The training scenario was a building collapse north of the Waukesha County community where Aurora-Summit is located. Aurora-Summit is a Level 2 trauma center, which can get patients into surgery within 15 minutes of arrival, and can handle most medical injuries — certain hand or oral maxillofacial injuries would require a Level 1 trauma center in Milwaukee or Madison. The notional patients brought to Aurora-Summit by Black Hawk suffered injuries to include a broken neck, hand amputation and burns. One patient, a medical mannequin, would later be transported to Aurora BayCare in Green Bay to simulate a medical transfer between facilities.
Sgt. Stephanie Ziety, a crew chief with the West Bend unit, played the role of a patient with an unstable C-spine fracture — a broken neck.
“They did a trauma assessment,” Ziety said when she was brought into the emergency and trauma center, “to make sure there wasn’t any additional trauma, make sure my vitals were good. They simulated getting images and results from that, so the next step would have been being seen by a neurosurgeon.”
Ziety has been with the Wisconsin National Guard since 2011, and served as part of a medevac crew since 2018.
“It’s another opportunity for me to see what goes on with patients in the back of an aircraft,” she said.
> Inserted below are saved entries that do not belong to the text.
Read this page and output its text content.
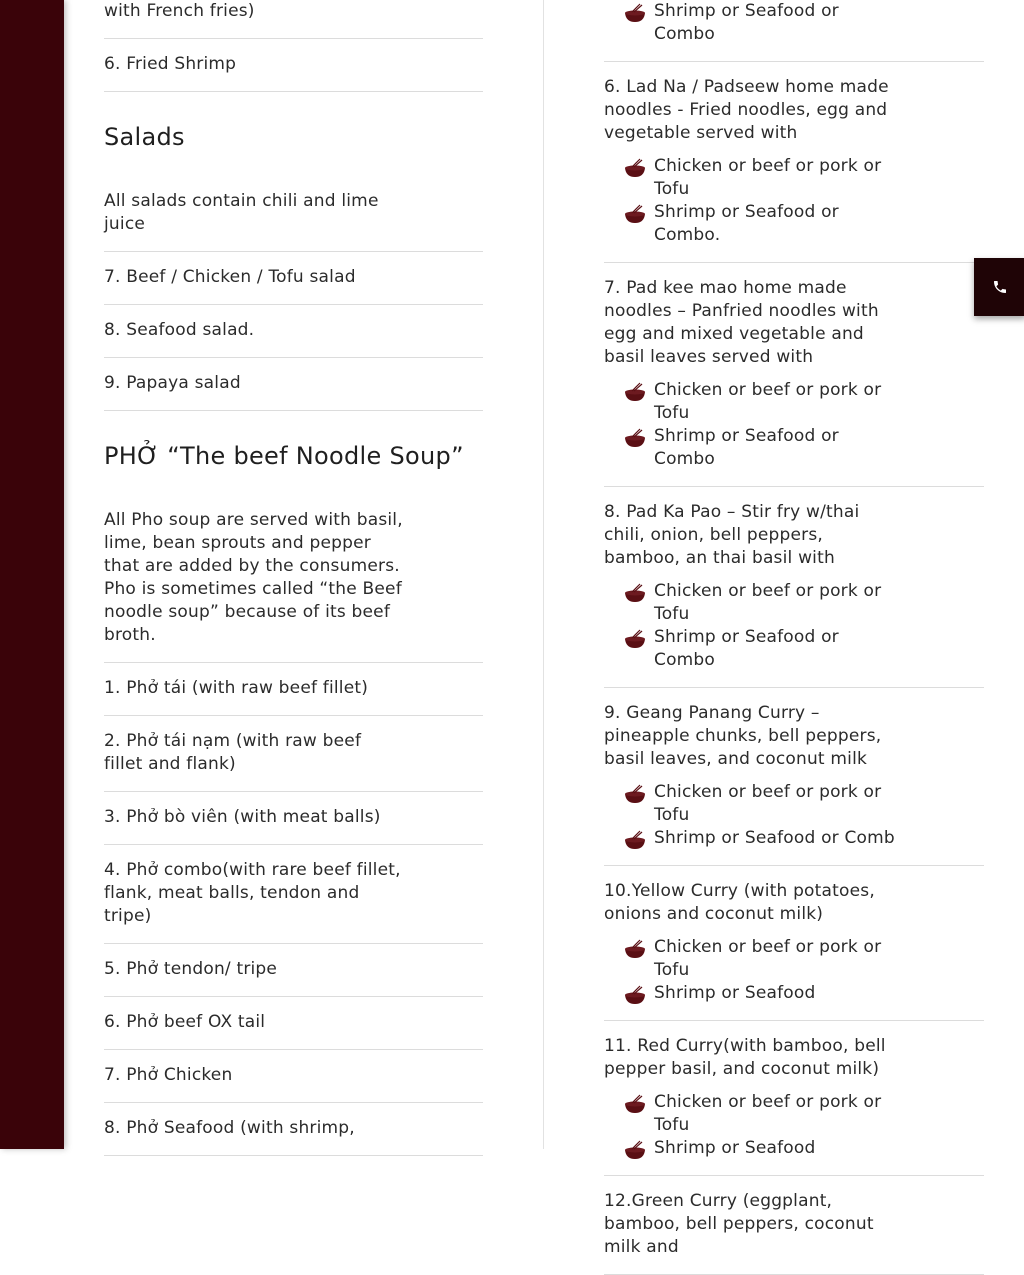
with French fries)
6. Fried Shrimp
Salads
All salads contain chili and lime juice
7. Beef / Chicken / Tofu salad
8. Seafood salad.
9. Papaya salad
PHỞ “The beef Noodle Soup”
All Pho soup are served with basil, lime, bean sprouts and pepper that are added by the consumers. Pho is sometimes called “the Beef noodle soup” because of its beef broth.
1. Phở tái (with raw beef fillet)
2. Phở tái nạm (with raw beef fillet and flank)
3. Phở bò viên (with meat balls)
4. Phở combo(with rare beef fillet, flank, meat balls, tendon and tripe)
5. Phở tendon/ tripe
6. Phở beef OX tail
7. Phở Chicken
8. Phở Seafood (with shrimp,
Shrimp or Seafood or Combo
6. Lad Na / Padseew home made noodles - Fried noodles, egg and vegetable served with
Chicken or beef or pork or Tofu
Shrimp or Seafood or Combo.
7. Pad kee mao home made noodles – Panfried noodles with egg and mixed vegetable and basil leaves served with
Chicken or beef or pork or Tofu
Shrimp or Seafood or Combo
8. Pad Ka Pao – Stir fry w/thai chili, onion, bell peppers, bamboo, an thai basil with
Chicken or beef or pork or Tofu
Shrimp or Seafood or Combo
9. Geang Panang Curry – pineapple chunks, bell peppers, basil leaves, and coconut milk
Chicken or beef or pork or Tofu
Shrimp or Seafood or Comb
10.Yellow Curry (with potatoes, onions and coconut milk)
Chicken or beef or pork or Tofu
Shrimp or Seafood
11. Red Curry(with bamboo, bell pepper basil, and coconut milk)
Chicken or beef or pork or Tofu
Shrimp or Seafood
12.Green Curry (eggplant, bamboo, bell peppers, coconut milk and
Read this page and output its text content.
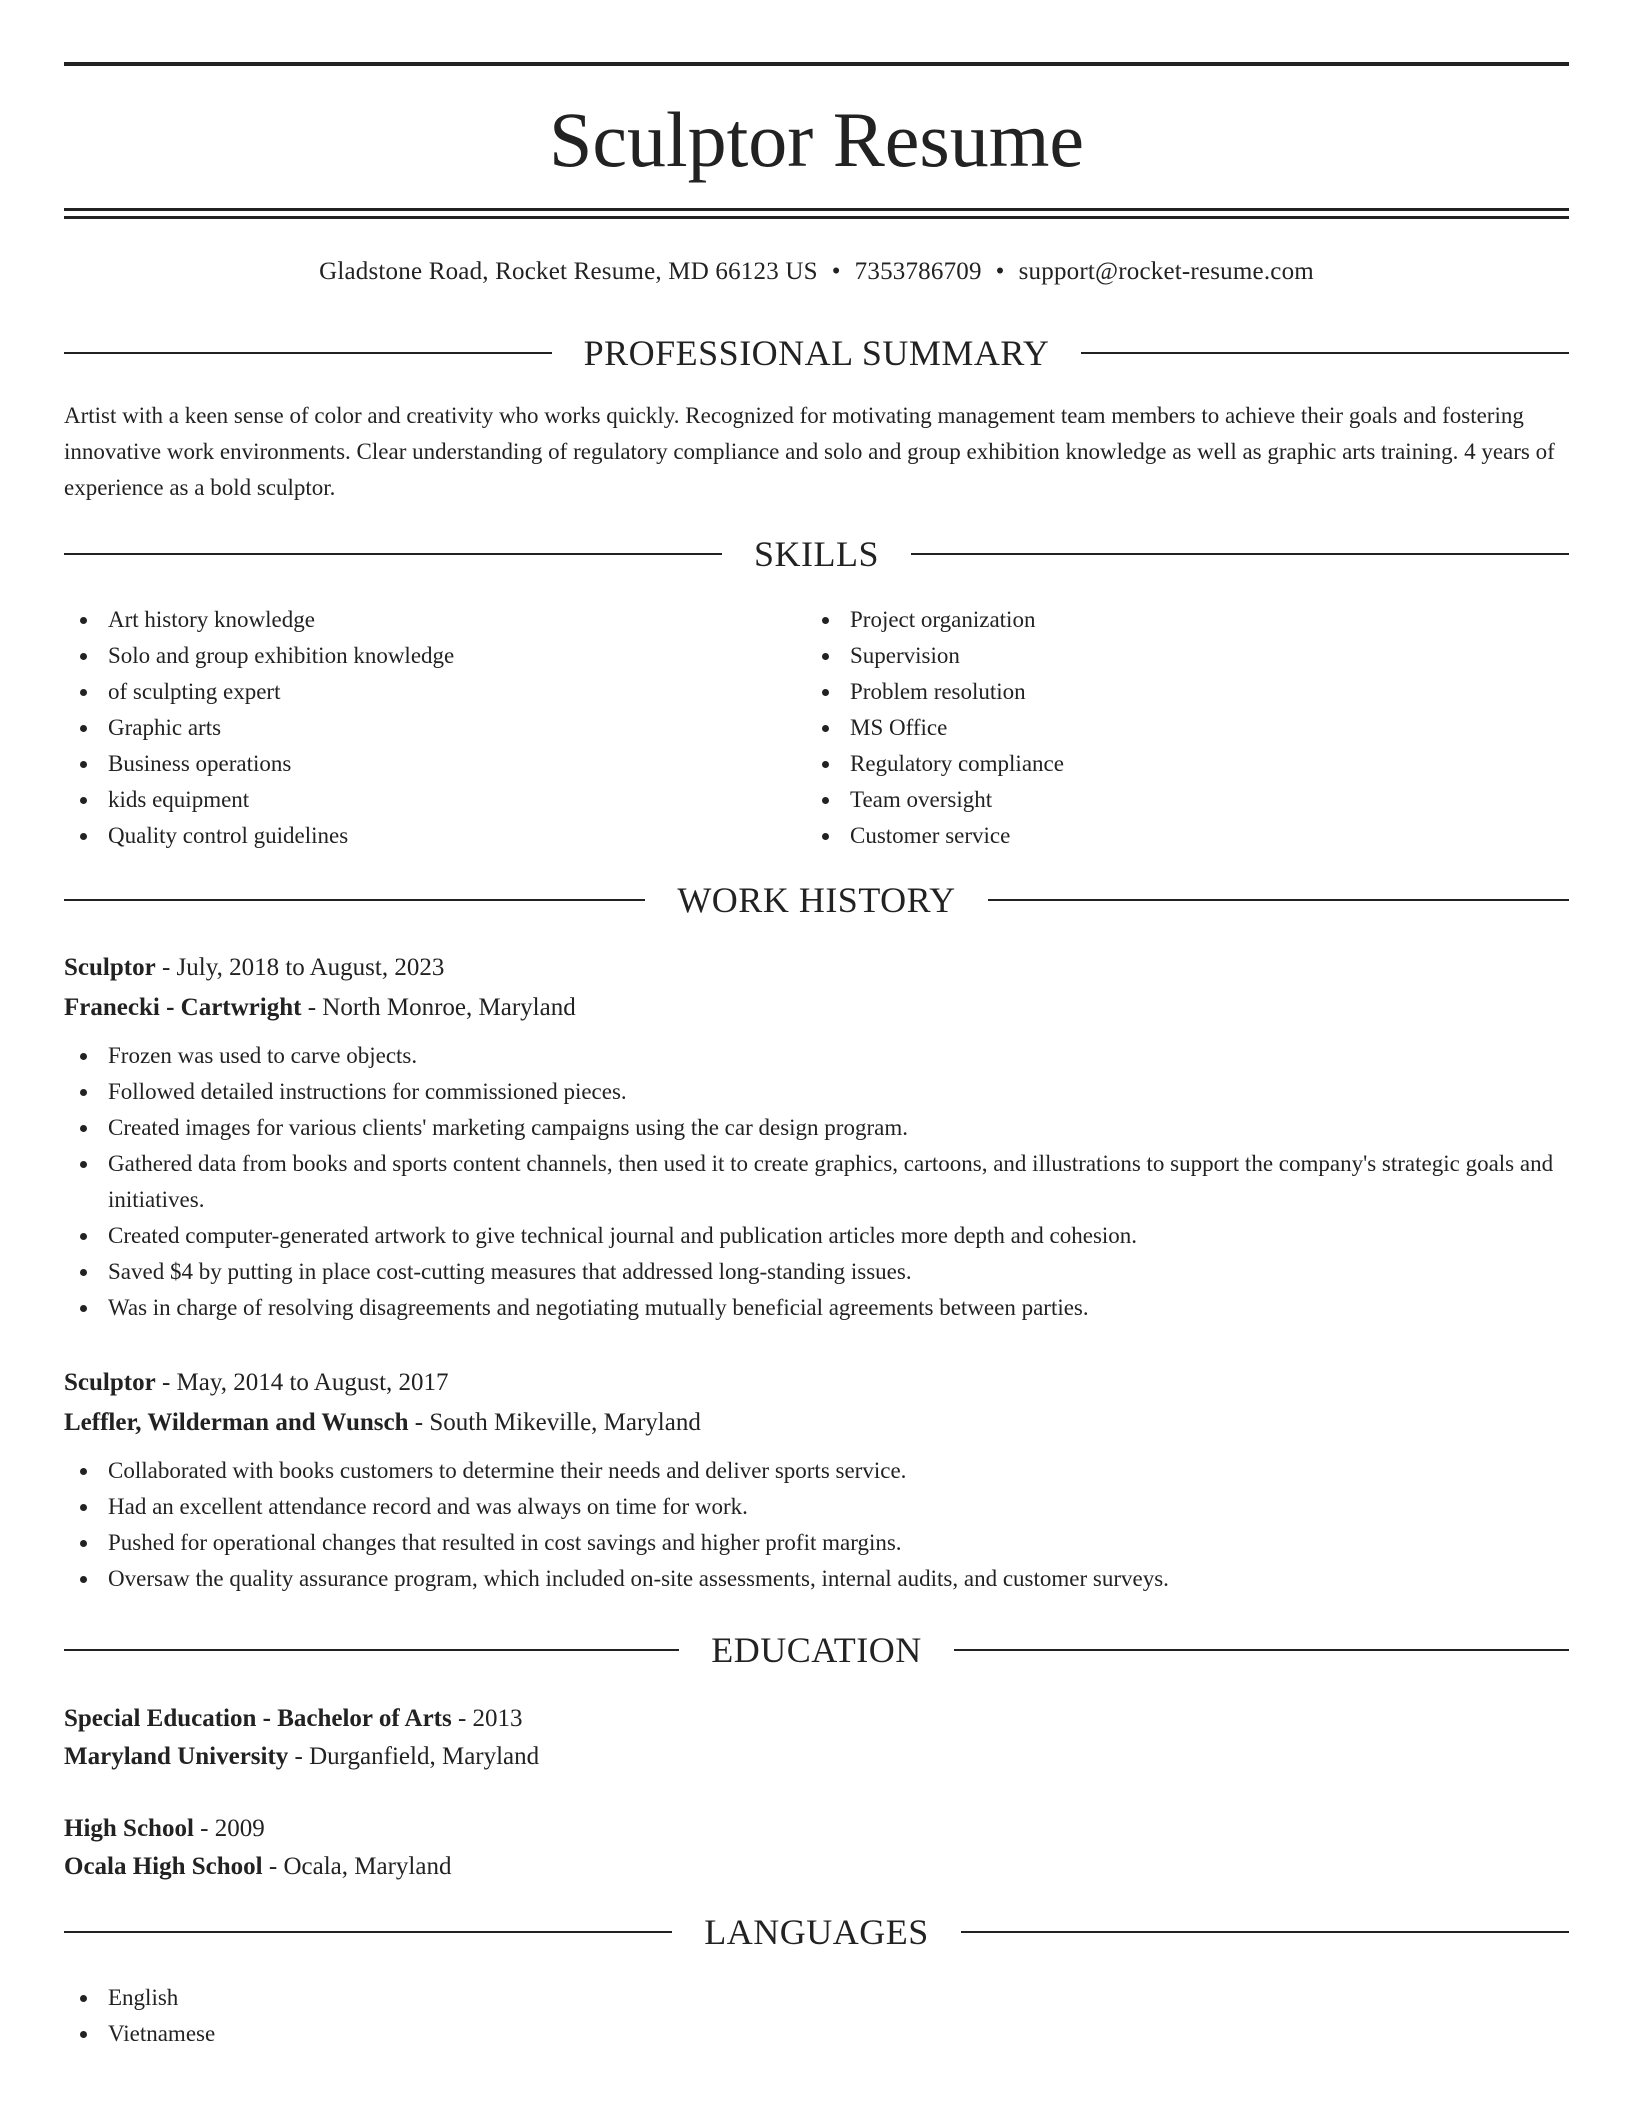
Sculptor Resume
Gladstone Road, Rocket Resume, MD 66123 US • 7353786709 • support@rocket-resume.com
PROFESSIONAL SUMMARY

Artist with a keen sense of color and creativity who works quickly. Recognized for motivating management team members to achieve their goals and fostering innovative work environments. Clear understanding of regulatory compliance and solo and group exhibition knowledge as well as graphic arts training. 4 years of experience as a bold sculptor.

SKILLS
Art history knowledge
Solo and group exhibition knowledge
of sculpting expert
Graphic arts
Business operations
kids equipment
Quality control guidelines
Project organization
Supervision
Problem resolution
MS Office
Regulatory compliance
Team oversight
Customer service
WORK HISTORY
Sculptor - July, 2018 to August, 2023
Franecki - Cartwright - North Monroe, Maryland
Frozen was used to carve objects.
Followed detailed instructions for commissioned pieces.
Created images for various clients' marketing campaigns using the car design program.
Gathered data from books and sports content channels, then used it to create graphics, cartoons, and illustrations to support the company's strategic goals and initiatives.
Created computer-generated artwork to give technical journal and publication articles more depth and cohesion.
Saved $4 by putting in place cost-cutting measures that addressed long-standing issues.
Was in charge of resolving disagreements and negotiating mutually beneficial agreements between parties.
Sculptor - May, 2014 to August, 2017
Leffler, Wilderman and Wunsch - South Mikeville, Maryland
Collaborated with books customers to determine their needs and deliver sports service.
Had an excellent attendance record and was always on time for work.
Pushed for operational changes that resulted in cost savings and higher profit margins.
Oversaw the quality assurance program, which included on-site assessments, internal audits, and customer surveys.
EDUCATION
Special Education - Bachelor of Arts - 2013
Maryland University - Durganfield, Maryland
High School - 2009
Ocala High School - Ocala, Maryland
LANGUAGES
English
Vietnamese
Maj. Sarah Latza, operations officer with the Army Aviation Support Facility #1 in West Bend, said this training was the brainchild of Furbee and Maj. John “JJ” Jenkins, an aeromedical assistant with the Wisconsin Army National Guard.
“They’ve gotten with the Aurora medical community here in Wisconsin, and this exercise actually has grown into what it is today,” Latza said.
George said there have been multiple drills and teaching opportunities with the National Guard.
“The more times you interact with the same people, it gets more comfortable and easy,” he said, “and then the small details are much easier to do and you can focus on the big things because everybody’s comfortable with how the procedure works.”
George said the mass casualty exercise is beneficial to prepare for real-world events such as the 2021 Thanksgiving Day parade in Waukesha, when six people were killed more than 60 injured after a motorist drove an SUV at high speed through the parade. Aurora-Summit received between seven and 10 emergency patients from that incident.
“Our partnership with the Wisconsin Army National Guard allows us another way to simulate a mass casualty situation so that we can both be prepared for the next incident in our community and to save more lives,” George said.
Furbee acknowledged that it is not routine for an Army National Guard Black Hawk to transport patients to a local civilian hospital, but that underscores the need to train for the possibility.
“Throughout the year we get called for several search and rescue missions — primarily lost hikers, lost children, things of that nature,” Furbee said. “So this is good practice for us to be able to figure out the processes and procedures and techniques to accomplish that.”
Furbee said that the exercise played out efficiently because of the preparation behind it, including communication between the Guard unit and the receiving facilities in Summit and Green Bay. He said his unit is working on a standard operating procedure to give to hospitals “so that way they know what to expect from the crew” — how the aircraft lands, how to approach the helicopter, how the Army medic gives report and how to safely offload patients.
“We’ve really been able to refine the process,” Furbee said. “It seemed to work out very well today.”
George agreed.
“This is how it’s supposed to work,” he said.